Do those who live in the not-so-best of neighborhoods tend to have better morals than those who live in prosperity?

Asked by: Adam2
  • When I lived in Brooklyn, I've always felt more at home in Bushwick than in Boro Park

    In Bushwick people don't have everything that those who are better off do, but the people in Bushwick are nicer than the folks in Boro Park, generally. Jerry Seinfeld who came from there is an exception. But I do tend to find Bushwick folks more chill. But I guess it can be culture too. Bushwick is Puerto Rican and Catholic. Boro Park is Jewish/Protestant, so maybe it's just that I can't relate.

  • The prominent crime rates would say no

    Poverty correlates pretty strongly with crime rates. It is when people have all that they need, but not too much more, that they generally just keep up with their own life.

    Looking at poverty stricken neighbourhoods, desperation and downright need tend to drive people to do things that they normally wouldn't. Sad but true.

  • Not necessarily the case

    Morality can be many things but being nice pales in comparison to the other things and in fact some of the worst people will be nice because it's easy while otherwise being immoral. It tends to fool people. Morality is not screwing people over whether with violence or financial fraud. It's also helping people in need.
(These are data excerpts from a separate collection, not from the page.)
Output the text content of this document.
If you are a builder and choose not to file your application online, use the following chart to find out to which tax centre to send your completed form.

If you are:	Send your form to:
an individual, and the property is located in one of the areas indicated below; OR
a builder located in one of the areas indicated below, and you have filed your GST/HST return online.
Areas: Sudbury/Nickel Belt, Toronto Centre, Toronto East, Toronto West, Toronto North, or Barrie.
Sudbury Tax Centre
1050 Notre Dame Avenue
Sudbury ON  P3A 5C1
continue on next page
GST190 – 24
In some cases poorer people may be more moral than the wealthier, but then there are poor neighborhoods that are infested with gangs and have problems with violence. That isn't moral. Also while some wealthy people are like Enron there are wealthy people who don't practice financial fraud and who give generously to charities such as Bill Gates. Those wealthy people need to step up campaign contributions in the next elections in light of the recent supreme court rulings. We don't want just corrupt wealthy people donating to candidates.